The report also noted that the workforce security program, which conducts security clearances on potential new hires, would benefit enormously from technological upgrades. Improving this process is particularly critical given the federal government’s stated goal of hiring 1,000 new RCMP employees as quickly as possible.
Basic Infrastructure Gaps Create Operational Bottlenecks
In some cases, the challenges are remarkably fundamental. Several RCMP units are facing severe infrastructure limitations, including limited computing power and slow internet connection speeds, that are creating bottlenecks, delaying access to critical datasets, and reducing data processing capacity.
These basic infrastructure gaps are not merely inconveniences — the report emphasizes they are slowing critical work and impacting both operational effectiveness and data security.
RCMP Responds to the Advisory Board’s Findings
RCMP spokesperson Marie-Eve Breton said the force welcomes the MAB’s findings and is already implementing many of the recommended changes “to the greatest extent possible in the current financial context of the RCMP.”
Breton stated that data integration and governance modernization remain priorities for the force. “As part of this work, the RCMP is implementing enterprise data governance, advancing a national data pipeline and investing in modern infrastructure to support secure, reliable and timely access to data,” she wrote.
Procurement Hurdles and Risk-Averse Culture
Beyond funding shortfalls, the advisory board identified two additional barriers to modernization. IT procurement — a persistent challenge across the federal government — is described as slow and overly rigid, causing significant concerns within the national police force.
Additionally, the MAB pointed to a broader cultural issue, noting that the RCMP’s institutional culture is generally risk-averse across all areas, including IM/IT. “Addressing this cultural challenge is critical to the digital environment,” the board wrote.
A Longstanding Problem With Ominous Implications
This is far from the first time concerns about the RCMP’s outdated technology have been raised.

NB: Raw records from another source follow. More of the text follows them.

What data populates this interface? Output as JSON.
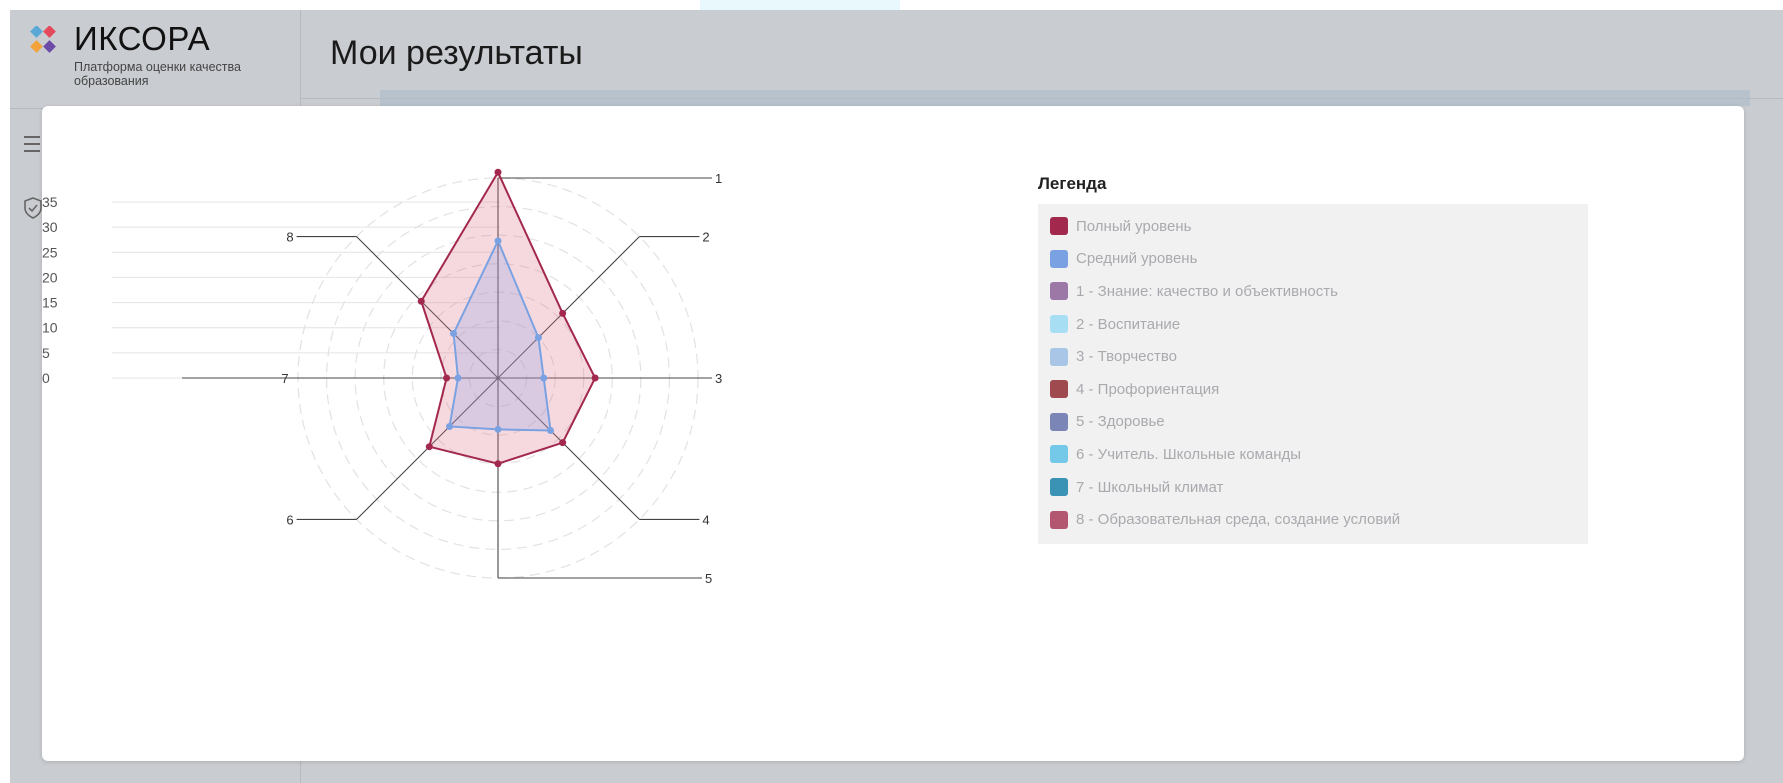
{
  "app": {
    "brand_name": "ИКСОРА",
    "brand_subtitle": "Платформа оценки качества образования",
    "page_title": "Мои результаты"
  },
  "chart_data": {
    "type": "radar",
    "categories": [
      "1",
      "2",
      "3",
      "4",
      "5",
      "6",
      "7",
      "8"
    ],
    "rlim": [
      0,
      35
    ],
    "radial_ticks": [
      0,
      5,
      10,
      15,
      20,
      25,
      30,
      35
    ],
    "grid": true,
    "legend_position": "right",
    "series": [
      {
        "name": "Полный уровень",
        "color": "#a3284e",
        "values": [
          36,
          16,
          17,
          16,
          15,
          17,
          9,
          19
        ]
      },
      {
        "name": "Средний уровень",
        "color": "#7aa2e3",
        "values": [
          24,
          10,
          8,
          13,
          9,
          12,
          7,
          11
        ]
      }
    ],
    "legend": {
      "title": "Легенда",
      "items": [
        {
          "label": "Полный уровень",
          "color": "#a3284e"
        },
        {
          "label": "Средний уровень",
          "color": "#7aa2e3"
        },
        {
          "label": "1 - Знание: качество и объективность",
          "color": "#9c78a6"
        },
        {
          "label": "2 - Воспитание",
          "color": "#a8def4"
        },
        {
          "label": "3 - Творчество",
          "color": "#a9c6e6"
        },
        {
          "label": "4 - Профориентация",
          "color": "#9e4a4e"
        },
        {
          "label": "5 - Здоровье",
          "color": "#7c86b6"
        },
        {
          "label": "6 - Учитель. Школьные команды",
          "color": "#74c8e8"
        },
        {
          "label": "7 - Школьный климат",
          "color": "#3a92b4"
        },
        {
          "label": "8 - Образовательная среда, создание условий",
          "color": "#b35670"
        }
      ]
    }
  }
}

In 2010, the Federal Auditor General revealed that the RCMP was aware some of its technological deficiencies could increase risks to police and public safety and could result in injury or death.
More recently, in early 2025, the RCMP’s internal audit team sent leadership a detailed report on its IT systems, concluding that since the auditor’s comprehensive report 15 years ago, “the RCMP’s progress in modernizing aging IT systems has been weak.”
The MAB acknowledged that some progress has been made since then but emphasized it has been far from sufficient to address the scale of the problem.
Northern and Remote Communities Face Unique Challenges
The report also flagged “operational challenges” in northern and remote communities, noting these issues could have ominous geopolitical implications. While the MAB did not discuss these concerns in detail, it recommended that the RCMP continue working closely with the Canadian Armed Forces and the Department of Defence to address security gaps in these regions.
As Canada faces an increasingly complex security landscape, the advisory board’s message is clear: without significant investment and a fundamental transformation of its technology and data management practices, the RCMP risks falling further behind — with potentially serious consequences for the safety of all Canadians.